2. Revoir ma famille et mes amis. (J'ai mis "ma famille" en premier sinon Maman n'allait pas être contente). Bon, ce n'est pas comme si la séparation avait été très longue, mais c'est cool quand même. Et puis quand on voit le nombre de nouveaux bébés et nouveaux ragots qui ont débarqué de nulle part ces trois derniers mois (quoique pour les bébés on sait généralement d'où ils viennent), on se dit qu'on a du temps à rattraper. Mine de rien, je constate qu'en Belgique, mon agenda social a une tendance à se remplir tout seul, alors qu'à Londres je connaissais forcément beaucoup moins de gens, mais qui par contre étaient éparpillés à beaucoup plus d'endroits, et tout cela demandait donc un effort d'organisation et de logistique un peu pénible par moment.
3. Avoir de nouveau ma chambre. J'ai beaucoup aimé squatter des chambres d'amis et des canapés-lits, cela me permettait de revoir des gens de façon beaucoup plus assidue que d'habitude, et dans certains cas de me forger de nouveaux liens, et je remercie d'ailleurs moultement mes hôtes de leur hospitalité. Mais j'avoue que là, tout à coup, me retrouver de nouveau chez moi, dans ma chambre, dans mon lit hyper confort (aaaah, dormir), avec l'entièreté de ma garde-robe et de mes bouquins, c'est plutôt cool.

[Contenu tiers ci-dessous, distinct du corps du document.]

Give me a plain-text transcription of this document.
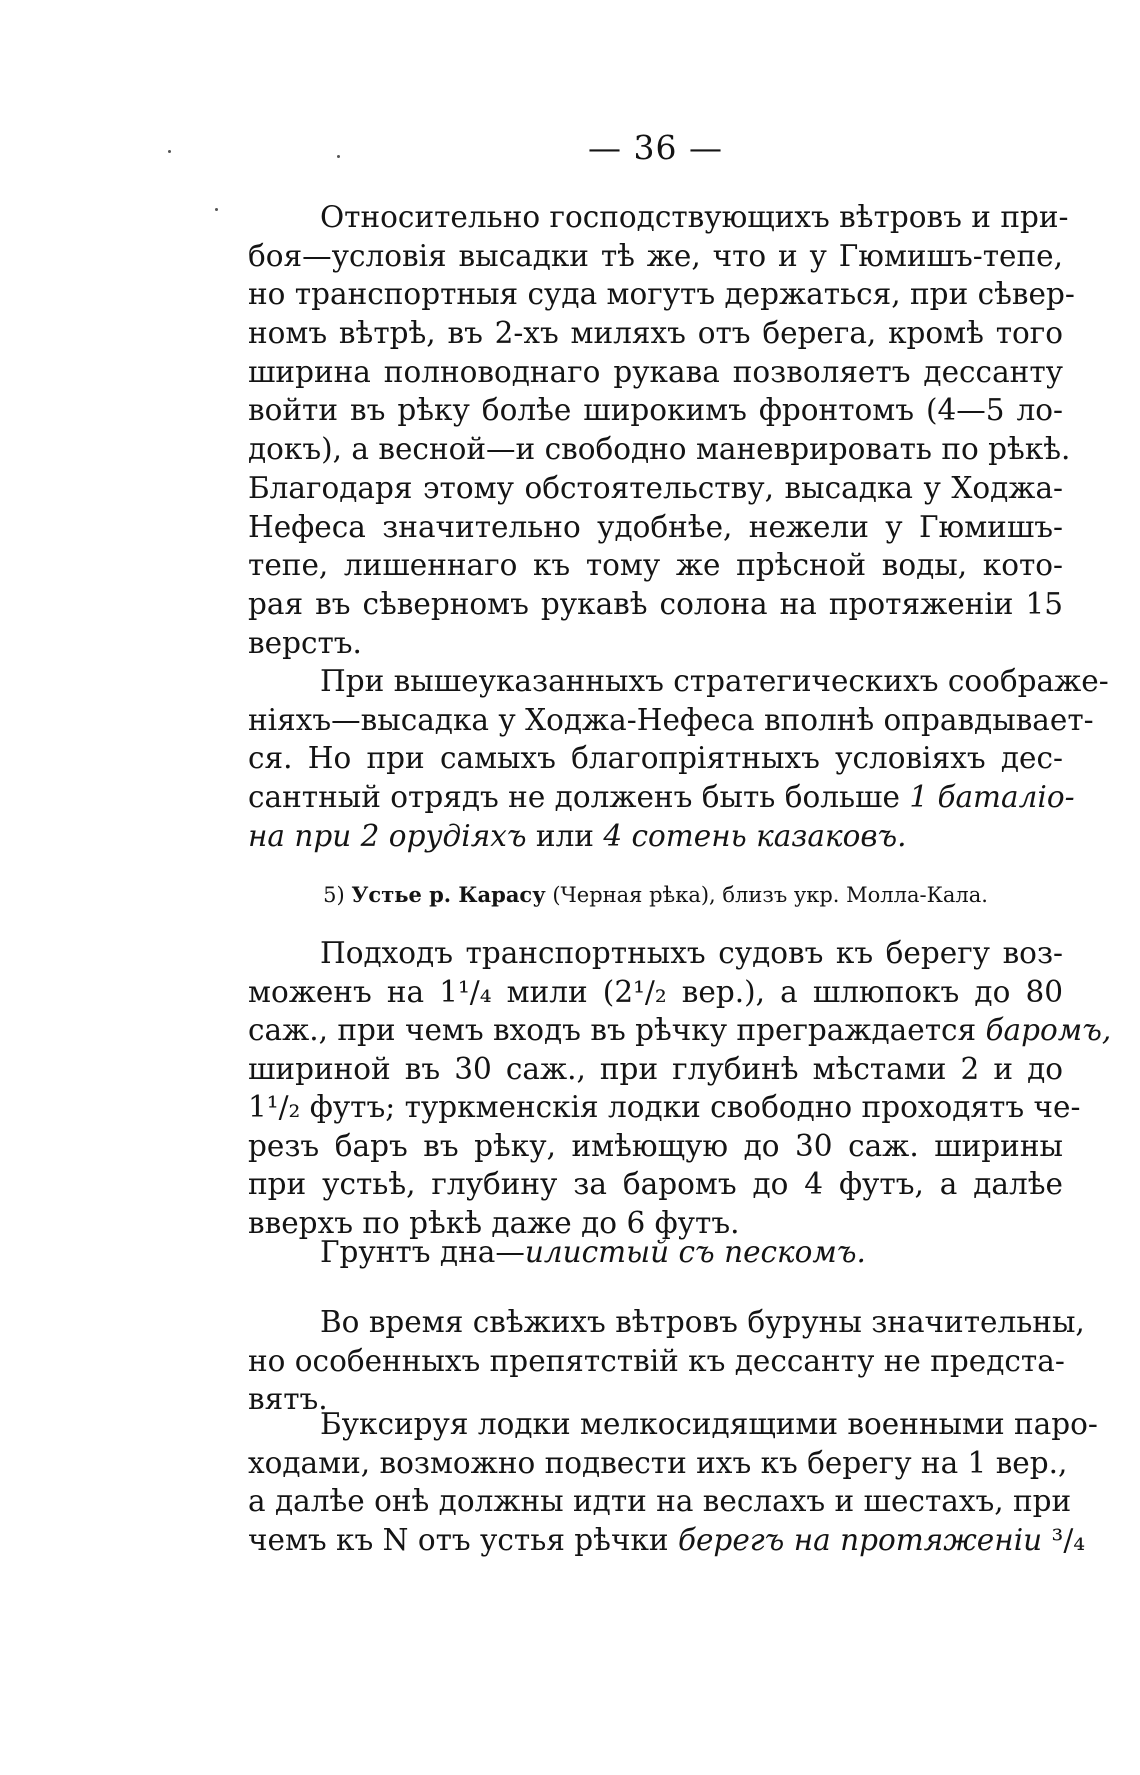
— 36 —
Относительно господствующихъ вѣтровъ и при-
боя—условія высадки тѣ же, что и у Гюмишъ-тепе,
но транспортныя суда могутъ держаться, при сѣвер-
номъ вѣтрѣ, въ 2-хъ миляхъ отъ берега, кромѣ того
ширина полноводнаго рукава позволяетъ дессанту
войти въ рѣку болѣе широкимъ фронтомъ (4—5 ло-
докъ), а весной—и свободно маневрировать по рѣкѣ.
Благодаря этому обстоятельству, высадка у Ходжа-
Нефеса значительно удобнѣе, нежели у Гюмишъ-
тепе, лишеннаго къ тому же прѣсной воды, кото-
рая въ сѣверномъ рукавѣ солона на протяженіи 15
верстъ.
При вышеуказанныхъ стратегическихъ соображе-
ніяхъ—высадка у Ходжа-Нефеса вполнѣ оправдывает-
ся. Но при самыхъ благопріятныхъ условіяхъ дес-
сантный отрядъ не долженъ быть больше 1 баталіо-
на при 2 орудіяхъ или 4 сотень казаковъ.
5) Устье р. Карасу (Черная рѣка), близъ укр. Молла-Кала.
Подходъ транспортныхъ судовъ къ берегу воз-
моженъ на 1¹/₄ мили (2¹/₂ вер.), а шлюпокъ до 80
саж., при чемъ входъ въ рѣчку преграждается баромъ,
шириной въ 30 саж., при глубинѣ мѣстами 2 и до
1¹/₂ футъ; туркменскія лодки свободно проходятъ че-
резъ баръ въ рѣку, имѣющую до 30 саж. ширины
при устьѣ, глубину за баромъ до 4 футъ, а далѣе
вверхъ по рѣкѣ даже до 6 футъ.
Грунтъ дна—илистый съ пескомъ.
Во время свѣжихъ вѣтровъ буруны значительны,
но особенныхъ препятствій къ дессанту не предста-
вятъ.
Буксируя лодки мелкосидящими военными паро-
ходами, возможно подвести ихъ къ берегу на 1 вер.,
а далѣе онѣ должны идти на веслахъ и шестахъ, при
чемъ къ N отъ устья рѣчки берегъ на протяженіи ³/₄
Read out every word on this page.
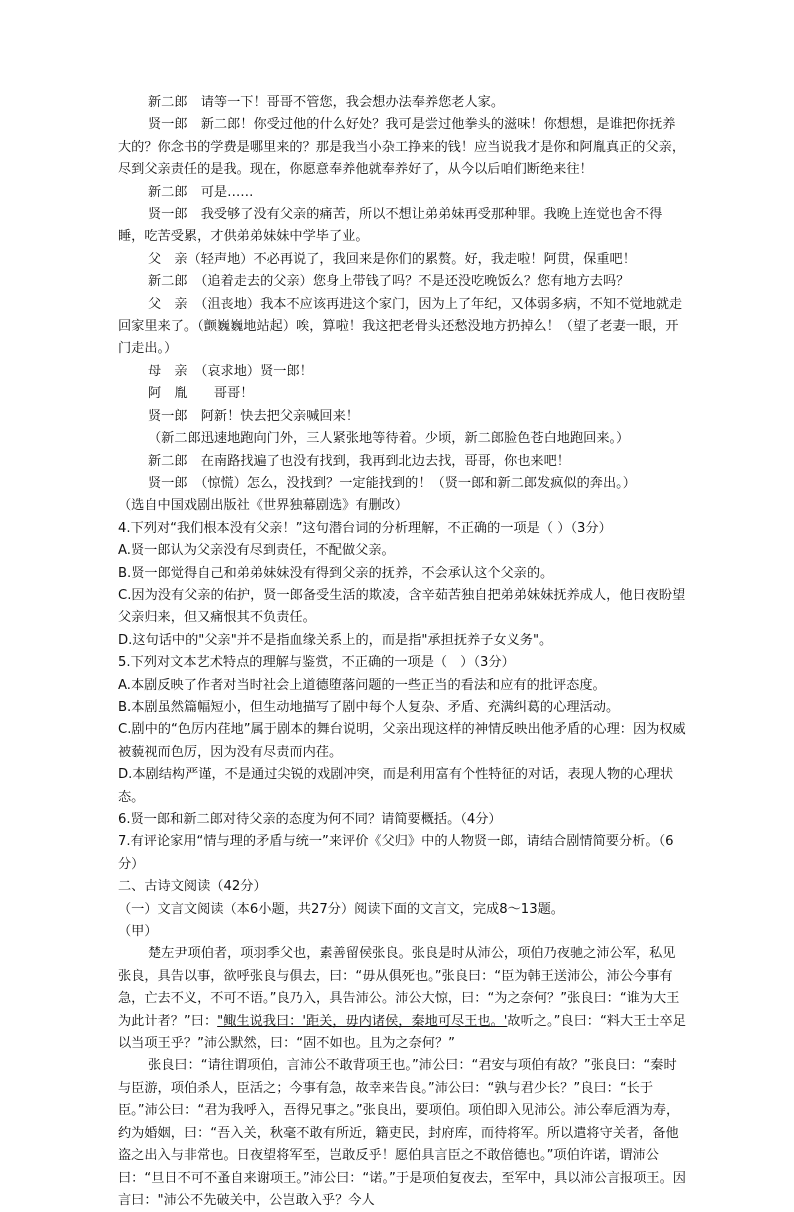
新二郎　请等一下！哥哥不管您，我会想办法奉养您老人家。

贤一郎　新二郎！你受过他的什么好处？我可是尝过他拳头的滋味！你想想，是谁把你抚养大的？你念书的学费是哪里来的？那是我当小杂工挣来的钱！应当说我才是你和阿胤真正的父亲，尽到父亲责任的是我。现在，你愿意奉养他就奉养好了，从今以后咱们断绝来往！

新二郎　可是……

贤一郎　我受够了没有父亲的痛苦，所以不想让弟弟妹再受那种罪。我晚上连觉也舍不得睡，吃苦受累，才供弟弟妹妹中学毕了业。

父　亲（轻声地）不必再说了，我回来是你们的累赘。好，我走啦！阿贯，保重吧！

新二郎　（追着走去的父亲）您身上带钱了吗？不是还没吃晚饭么？您有地方去吗？

父　亲　（沮丧地）我本不应该再进这个家门，因为上了年纪，又体弱多病，不知不觉地就走回家里来了。（颤巍巍地站起）唉，算啦！我这把老骨头还愁没地方扔掉么！（望了老妻一眼，开门走出。）

母　亲　（哀求地）贤一郎！

阿　胤　　哥哥！

贤一郎　阿新！快去把父亲喊回来！

（新二郎迅速地跑向门外，三人紧张地等待着。少顷，新二郎脸色苍白地跑回来。）

新二郎　在南路找遍了也没有找到，我再到北边去找，哥哥，你也来吧！

贤一郎　（惊慌）怎么，没找到？一定能找到的！（贤一郎和新二郎发疯似的奔出。）

（选自中国戏剧出版社《世界独幕剧选》有删改）

4.下列对“我们根本没有父亲！”这句潜台词的分析理解，不正确的一项是（ ）（3分）

A.贤一郎认为父亲没有尽到责任，不配做父亲。

B.贤一郎觉得自己和弟弟妹妹没有得到父亲的抚养，不会承认这个父亲的。

C.因为没有父亲的佑护，贤一郎备受生活的欺凌，含辛茹苦独自把弟弟妹妹抚养成人，他日夜盼望父亲归来，但又痛恨其不负责任。

D.这句话中的"父亲"并不是指血缘关系上的，而是指"承担抚养子女义务"。

5.下列对文本艺术特点的理解与鉴赏，不正确的一项是（　）（3分）

A.本剧反映了作者对当时社会上道德堕落问题的一些正当的看法和应有的批评态度。

B.本剧虽然篇幅短小，但生动地描写了剧中每个人复杂、矛盾、充满纠葛的心理活动。

C.剧中的“色厉内荏地”属于剧本的舞台说明，父亲出现这样的神情反映出他矛盾的心理：因为权威被藐视而色厉，因为没有尽责而内荏。

D.本剧结构严谨，不是通过尖锐的戏剧冲突，而是利用富有个性特征的对话，表现人物的心理状态。

6.贤一郎和新二郎对待父亲的态度为何不同？请简要概括。（4分）

7.有评论家用“情与理的矛盾与统一”来评价《父归》中的人物贤一郎，请结合剧情简要分析。（6分）

二、古诗文阅读（42分）

（一）文言文阅读（本6小题，共27分）阅读下面的文言文，完成8～13题。

（甲）

楚左尹项伯者，项羽季父也，素善留侯张良。张良是时从沛公，项伯乃夜驰之沛公军，私见张良，具告以事，欲呼张良与俱去，曰：“毋从俱死也。”张良曰：“臣为韩王送沛公，沛公今事有急，亡去不义，不可不语。”良乃入，具告沛公。沛公大惊，曰：“为之奈何？”张良曰：“谁为大王为此计者？”曰："鲰生说我曰：'距关，毋内诸侯，秦地可尽王也。'故听之。”良曰：“料大王士卒足以当项王乎？”沛公默然，曰：“固不如也。且为之奈何？”

张良曰：“请往谓项伯，言沛公不敢背项王也。”沛公曰：“君安与项伯有故？”张良曰：“秦时与臣游，项伯杀人，臣活之；今事有急，故幸来告良。”沛公曰：“孰与君少长？”良曰：“长于臣。”沛公曰：“君为我呼入，吾得兄事之。”张良出，要项伯。项伯即入见沛公。沛公奉卮酒为寿，约为婚姻，曰：“吾入关，秋毫不敢有所近，籍吏民，封府库，而待将军。所以遣将守关者，备他盗之出入与非常也。日夜望将军至，岂敢反乎！愿伯具言臣之不敢倍德也。”项伯许诺，谓沛公曰：“旦日不可不蚤自来谢项王。”沛公曰：“诺。”于是项伯复夜去，至军中，具以沛公言报项王。因言曰："沛公不先破关中，公岂敢入乎？今人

4. Avoir un jardin. Oui bon là j'ai conscience de me mettre à dos mes lecteurs qui n'ont pas de jardin, mais il n'y a pas à dire, c'est hyper agréable: on revient du boulot, on se met dans le jardin avec ses colocs, ou alors seul avec un petit bouquin, et hop! On enchaine sur l'apéro, puis sur le barbecue. Puis on va dormir. Aaah, manger, dormir. Que demander de plus?
5. Etre de nouveau maîtresse de ma cuisine. Aaaah, manger. De nouveau pouvoir chercher des paniers de fruits et légumes bio, inviter des gens pour tester la dernière recette de Jamie, squatter le mix soup de ma mère, cuisiner avec de l'ail, tout ça.


Parmi les choses difficiles, par contre:
1. C'est quoi cette histoire, les supermarchés sont fermés le dimanche? Et à 20h en semaine? Comment ça je dois me dépêcher d'aller faire mes courses avant que ça ne ferme?
2. La big cicatrice de Danio. Pour me rappeler que j'étais à l'étranger au moment où elle a failli y passer. (Elle va bien maintenant, merci beaucoup).
3. Ne plus aller faire des sushis orgies avec Esmé, ou aller voir des comédies musicales, ou se faire arnaquer dans un tapas bar. (Et après ça on se demande d'où vient le surplus pondéral).
4. Ne plus aller boire des afterwork pintes au pub avec mes collègues de Londres, qui étaient quand même vachement sympas. (Et après ça on se demande d'où vient le surplus pondéral).
5. Bon c'est très cool, j'ai fait un tas d'interviews, mais maintenant je dois... les retranscrire. Yipeee ôde à la joie, fête et débordement de réjouissances. Et après ça le mieux c'est que je devrai les coder. Puis les analyser. Je ne peux pas attendre.

Enfin bref. Je suis de retour, quoi.